7. The ECAP process based cold heading forming system according to claim 6, wherein:

wherein the root end is provided with an arc-shaped outline, the clamping claw is also provided with arc-shaped hinging lugs, the clamping claw is hinged on the base component through the arc-shaped hinging lugs, and the two arc-shaped hinging lugs are circumscribed,

when the gripper jaw lever rotates, the driving conical rod is in rolling contact with the root end, and the two gripper jaws are in rolling contact.

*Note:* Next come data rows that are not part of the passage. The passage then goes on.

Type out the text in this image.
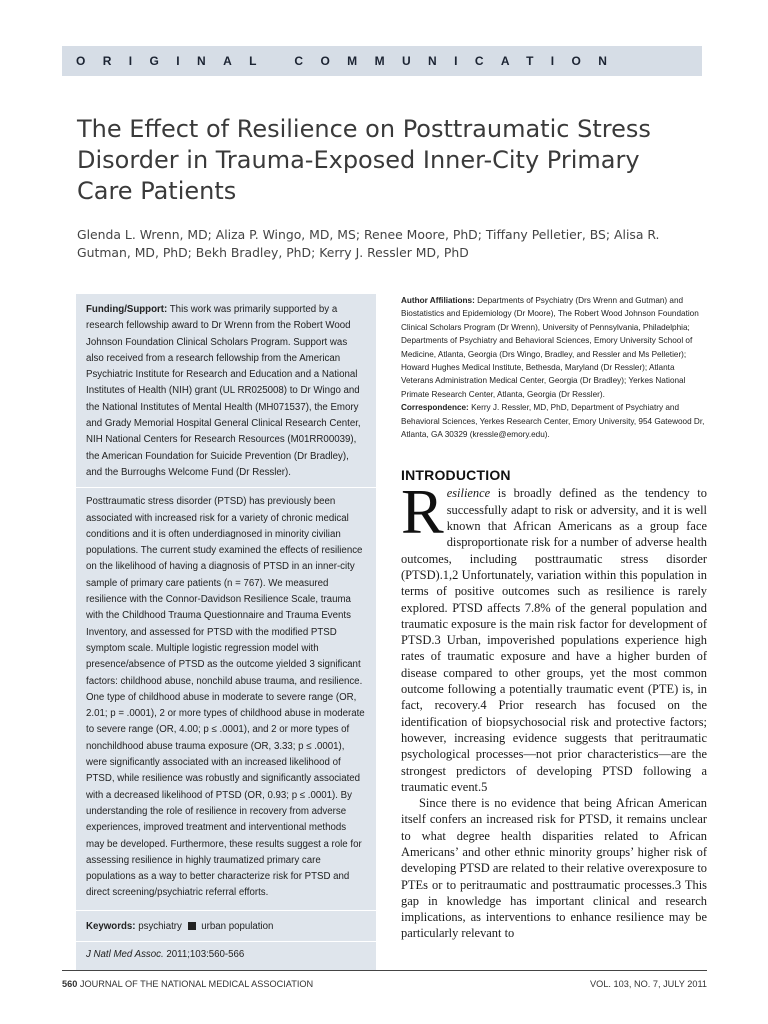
ORIGINAL COMMUNICATION
The Effect of Resilience on Posttraumatic Stress Disorder in Trauma-Exposed Inner-City Primary Care Patients

Glenda L. Wrenn, MD; Aliza P. Wingo, MD, MS; Renee Moore, PhD; Tiffany Pelletier, BS; Alisa R. Gutman, MD, PhD; Bekh Bradley, PhD; Kerry J. Ressler MD, PhD

Funding/Support: This work was primarily supported by a research fellowship award to Dr Wrenn from the Robert Wood Johnson Foundation Clinical Scholars Program. Support was also received from a research fellowship from the American Psychiatric Institute for Research and Education and a National Institutes of Health (NIH) grant (UL RR025008) to Dr Wingo and the National Institutes of Mental Health (MH071537), the Emory and Grady Memorial Hospital General Clinical Research Center, NIH National Centers for Research Resources (M01RR00039), the American Foundation for Suicide Prevention (Dr Bradley), and the Burroughs Welcome Fund (Dr Ressler).

Posttraumatic stress disorder (PTSD) has previously been associated with increased risk for a variety of chronic medical conditions and it is often underdiagnosed in minority civilian populations. The current study examined the effects of resilience on the likelihood of having a diagnosis of PTSD in an inner-city sample of primary care patients (n = 767). We measured resilience with the Connor-Davidson Resilience Scale, trauma with the Childhood Trauma Questionnaire and Trauma Events Inventory, and assessed for PTSD with the modified PTSD symptom scale. Multiple logistic regression model with presence/absence of PTSD as the outcome yielded 3 significant factors: childhood abuse, nonchild abuse trauma, and resilience. One type of childhood abuse in moderate to severe range (OR, 2.01; p = .0001), 2 or more types of childhood abuse in moderate to severe range (OR, 4.00; p ≤ .0001), and 2 or more types of nonchildhood abuse trauma exposure (OR, 3.33; p ≤ .0001), were significantly associated with an increased likelihood of PTSD, while resilience was robustly and significantly associated with a decreased likelihood of PTSD (OR, 0.93; p ≤ .0001). By understanding the role of resilience in recovery from adverse experiences, improved treatment and interventional methods may be developed. Furthermore, these results suggest a role for assessing resilience in highly traumatized primary care populations as a way to better characterize risk for PTSD and direct screening/psychiatric referral efforts.

Keywords: psychiatry urban population

J Natl Med Assoc. 2011;103:560-566

Author Affiliations: Departments of Psychiatry (Drs Wrenn and Gutman) and Biostatistics and Epidemiology (Dr Moore), The Robert Wood Johnson Foundation Clinical Scholars Program (Dr Wrenn), University of Pennsylvania, Philadelphia; Departments of Psychiatry and Behavioral Sciences, Emory University School of Medicine, Atlanta, Georgia (Drs Wingo, Bradley, and Ressler and Ms Pelletier); Howard Hughes Medical Institute, Bethesda, Maryland (Dr Ressler); Atlanta Veterans Administration Medical Center, Georgia (Dr Bradley); Yerkes National Primate Research Center, Atlanta, Georgia (Dr Ressler).

Correspondence: Kerry J. Ressler, MD, PhD, Department of Psychiatry and Behavioral Sciences, Yerkes Research Center, Emory University, 954 Gatewood Dr, Atlanta, GA 30329 (kressle@emory.edu).

INTRODUCTION

Resilience is broadly defined as the tendency to successfully adapt to risk or adversity, and it is well known that African Americans as a group face disproportionate risk for a number of adverse health outcomes, including posttraumatic stress disorder (PTSD).1,2 Unfortunately, variation within this population in terms of positive outcomes such as resilience is rarely explored. PTSD affects 7.8% of the general population and traumatic exposure is the main risk factor for development of PTSD.3 Urban, impoverished populations experience high rates of traumatic exposure and have a higher burden of disease compared to other groups, yet the most common outcome following a potentially traumatic event (PTE) is, in fact, recovery.4 Prior research has focused on the identification of biopsychosocial risk and protective factors; however, increasing evidence suggests that peritraumatic psychological processes—not prior characteristics—are the strongest predictors of developing PTSD following a traumatic event.5

Since there is no evidence that being African American itself confers an increased risk for PTSD, it remains unclear to what degree health disparities related to African Americans’ and other ethnic minority groups’ higher risk of developing PTSD are related to their relative overexposure to PTEs or to peritraumatic and posttraumatic processes.3 This gap in knowledge has important clinical and research implications, as interventions to enhance resilience may be particularly relevant to

560 JOURNAL OF THE NATIONAL MEDICAL ASSOCIATION	VOL. 103, NO. 7, JULY 2011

8. The ECAP process based cold heading forming system according to claim 6, wherein:

the base assembly comprises a first base, a second base, a fifth driving motor, a sixth driving motor and a third base, wherein the first base is vertically and rotatably arranged at the other end of the clamping rotating arm, the second base is vertically and rotatably arranged on the first base through the fifth driving motor, the third base is vertically and rotatably arranged on the second base through the sixth driving motor, the rotation shafts of the first base and the third base are parallel, and the rotation shafts of the second base and the third base are vertical.

9. The ECAP process based cold heading forming system according to claim 1, wherein:

wherein the ECAP die cavity extends in an L shape, two ends of the ECAP die cavity are provided with openings on the surface of the ECAP die,

both ends of the ECAP die cavity are provided with shielding sensors,

the cold heading forming cavity is provided with a continuous rod passing cavity and a pier head cavity, the rod passing cavity and the pier head cavity are both provided with openings on the surface of the cold heading forming die, the supporting mechanism is positioned near the openings of the rod passing cavity, and both ends of the rod passing cavity are provided with shielding sensors.

10. The ECAP process based cold heading forming system according to claim 9, further comprising:

the control module is provided with a timer, and when the shielding sensor is shielded, the timer starts to count.